OpenAI has introduced GPT-Rosalind, an artificial intelligence model specialized in scientific domains such as biochemistry, genomics, and protein engineering. Its primary goal is to accelerate early-stage pharmaceutical research, a process that can currently take between 10 and 15 years. Access is restricted to verified companies in the United States, with partners like Amgen and Moderna already involved.
Integration with Tools and Technical Capabilities 🔧
The model is accompanied by a plugin for Codex that allows it to connect with over 50 specialized scientific tools and databases. This integration consolidates queries and analysis into a single interface, optimizing tasks such as evidence synthesis, hypothesis generation, and experimental design. In internal evaluations, GPT-Rosalind outperformed most human researchers in sequence-to-function predictions, although it did not manage to surpass the top specialists in the field.
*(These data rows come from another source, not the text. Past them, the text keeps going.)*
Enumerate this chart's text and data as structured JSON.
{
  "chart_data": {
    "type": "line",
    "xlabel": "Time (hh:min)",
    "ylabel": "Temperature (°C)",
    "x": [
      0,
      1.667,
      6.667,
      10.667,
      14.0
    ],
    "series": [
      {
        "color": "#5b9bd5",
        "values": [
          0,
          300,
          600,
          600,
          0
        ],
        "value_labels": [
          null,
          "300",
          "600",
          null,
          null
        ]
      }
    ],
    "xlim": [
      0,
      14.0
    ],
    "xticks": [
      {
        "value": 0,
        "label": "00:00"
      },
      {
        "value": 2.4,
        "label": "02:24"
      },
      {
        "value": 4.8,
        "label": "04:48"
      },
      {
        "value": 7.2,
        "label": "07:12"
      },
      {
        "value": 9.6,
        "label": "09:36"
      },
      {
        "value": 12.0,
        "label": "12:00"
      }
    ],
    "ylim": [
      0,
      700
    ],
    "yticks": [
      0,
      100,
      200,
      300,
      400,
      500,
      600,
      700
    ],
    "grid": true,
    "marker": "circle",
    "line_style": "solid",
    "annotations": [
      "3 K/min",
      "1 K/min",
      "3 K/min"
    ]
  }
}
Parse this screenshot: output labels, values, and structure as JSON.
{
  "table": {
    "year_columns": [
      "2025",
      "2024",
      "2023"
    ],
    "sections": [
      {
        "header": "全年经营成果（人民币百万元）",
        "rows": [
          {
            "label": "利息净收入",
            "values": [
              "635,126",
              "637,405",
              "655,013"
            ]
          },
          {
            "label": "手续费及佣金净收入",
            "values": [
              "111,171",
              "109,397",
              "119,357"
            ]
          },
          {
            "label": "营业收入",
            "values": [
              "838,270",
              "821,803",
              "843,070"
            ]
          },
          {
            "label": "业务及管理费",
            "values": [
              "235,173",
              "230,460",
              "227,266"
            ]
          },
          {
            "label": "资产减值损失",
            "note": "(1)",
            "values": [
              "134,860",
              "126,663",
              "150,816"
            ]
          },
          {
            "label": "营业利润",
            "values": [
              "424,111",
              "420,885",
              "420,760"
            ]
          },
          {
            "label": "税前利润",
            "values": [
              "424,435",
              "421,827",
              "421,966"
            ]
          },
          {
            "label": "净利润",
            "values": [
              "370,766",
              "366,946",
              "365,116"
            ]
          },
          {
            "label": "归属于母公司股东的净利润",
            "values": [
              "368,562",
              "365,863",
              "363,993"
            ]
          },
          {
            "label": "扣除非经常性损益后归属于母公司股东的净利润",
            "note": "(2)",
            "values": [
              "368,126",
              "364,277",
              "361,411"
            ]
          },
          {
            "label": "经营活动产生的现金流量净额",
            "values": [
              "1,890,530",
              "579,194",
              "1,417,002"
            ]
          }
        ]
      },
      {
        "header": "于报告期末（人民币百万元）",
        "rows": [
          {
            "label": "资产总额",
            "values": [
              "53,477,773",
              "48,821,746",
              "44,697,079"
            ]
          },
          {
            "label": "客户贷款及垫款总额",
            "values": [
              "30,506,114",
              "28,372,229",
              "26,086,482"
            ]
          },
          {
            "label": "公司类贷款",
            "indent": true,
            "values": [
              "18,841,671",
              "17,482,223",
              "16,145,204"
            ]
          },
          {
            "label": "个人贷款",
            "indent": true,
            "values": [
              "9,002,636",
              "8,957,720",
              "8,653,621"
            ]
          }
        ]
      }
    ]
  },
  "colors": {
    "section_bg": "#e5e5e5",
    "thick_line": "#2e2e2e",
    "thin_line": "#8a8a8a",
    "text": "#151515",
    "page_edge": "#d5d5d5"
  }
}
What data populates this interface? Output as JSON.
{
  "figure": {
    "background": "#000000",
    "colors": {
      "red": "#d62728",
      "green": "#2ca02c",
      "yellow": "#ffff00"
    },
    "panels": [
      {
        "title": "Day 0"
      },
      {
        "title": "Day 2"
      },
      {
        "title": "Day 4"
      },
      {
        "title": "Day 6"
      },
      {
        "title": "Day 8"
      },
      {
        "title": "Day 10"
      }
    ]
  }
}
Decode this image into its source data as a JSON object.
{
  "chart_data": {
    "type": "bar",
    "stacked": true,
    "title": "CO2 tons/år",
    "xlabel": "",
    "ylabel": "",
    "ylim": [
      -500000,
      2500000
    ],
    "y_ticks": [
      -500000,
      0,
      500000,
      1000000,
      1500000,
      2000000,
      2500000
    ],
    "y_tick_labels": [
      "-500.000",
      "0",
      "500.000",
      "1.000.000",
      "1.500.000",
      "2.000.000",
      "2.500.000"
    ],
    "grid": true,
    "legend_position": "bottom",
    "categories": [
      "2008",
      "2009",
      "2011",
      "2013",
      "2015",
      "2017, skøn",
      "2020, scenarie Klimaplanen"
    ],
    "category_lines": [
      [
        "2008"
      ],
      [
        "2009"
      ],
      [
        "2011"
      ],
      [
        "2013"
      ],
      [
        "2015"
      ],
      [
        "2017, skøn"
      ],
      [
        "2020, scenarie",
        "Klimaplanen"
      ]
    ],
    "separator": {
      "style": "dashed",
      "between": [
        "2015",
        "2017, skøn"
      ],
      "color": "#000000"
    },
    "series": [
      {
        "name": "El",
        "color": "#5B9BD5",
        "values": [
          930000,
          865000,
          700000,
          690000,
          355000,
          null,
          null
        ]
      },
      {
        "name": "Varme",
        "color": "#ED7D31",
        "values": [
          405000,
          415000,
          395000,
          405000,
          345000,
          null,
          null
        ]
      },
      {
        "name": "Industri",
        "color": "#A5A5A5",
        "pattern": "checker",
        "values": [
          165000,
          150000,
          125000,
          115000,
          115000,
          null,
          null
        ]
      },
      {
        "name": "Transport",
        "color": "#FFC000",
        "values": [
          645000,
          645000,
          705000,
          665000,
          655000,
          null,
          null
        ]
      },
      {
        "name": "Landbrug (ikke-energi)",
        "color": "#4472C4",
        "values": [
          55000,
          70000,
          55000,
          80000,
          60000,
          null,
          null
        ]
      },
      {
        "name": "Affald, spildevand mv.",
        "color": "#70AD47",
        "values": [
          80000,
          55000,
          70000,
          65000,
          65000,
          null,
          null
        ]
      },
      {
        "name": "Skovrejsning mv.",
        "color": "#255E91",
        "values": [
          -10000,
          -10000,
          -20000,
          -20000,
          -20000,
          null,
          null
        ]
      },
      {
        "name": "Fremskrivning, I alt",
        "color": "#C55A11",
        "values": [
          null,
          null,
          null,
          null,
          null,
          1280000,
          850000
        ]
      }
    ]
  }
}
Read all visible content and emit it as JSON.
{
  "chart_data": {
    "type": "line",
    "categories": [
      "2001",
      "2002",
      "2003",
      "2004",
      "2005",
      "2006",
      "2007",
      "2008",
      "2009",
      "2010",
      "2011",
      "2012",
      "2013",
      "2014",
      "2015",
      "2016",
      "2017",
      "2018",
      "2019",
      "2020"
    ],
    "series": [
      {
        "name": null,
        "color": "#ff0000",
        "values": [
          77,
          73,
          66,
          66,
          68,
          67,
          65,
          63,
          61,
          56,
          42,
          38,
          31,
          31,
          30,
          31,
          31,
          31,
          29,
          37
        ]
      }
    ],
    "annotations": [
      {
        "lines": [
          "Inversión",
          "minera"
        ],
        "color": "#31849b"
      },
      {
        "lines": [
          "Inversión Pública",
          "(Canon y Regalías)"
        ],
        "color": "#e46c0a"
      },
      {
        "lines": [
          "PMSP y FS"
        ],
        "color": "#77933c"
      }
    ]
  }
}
And the lab interns, what will they do now? 🤔
With a model that summarizes literature, generates hypotheses, and designs experiments, one wonders what the new crucial task assigned to trainees will be. Perhaps their role will evolve into supervising that the AI doesn't decide, out of boredom, to design a protein that turns coffee into beet juice. Or maybe they will specialize in pressing the server's power button that runs Rosalind, a position of undeniable responsibility.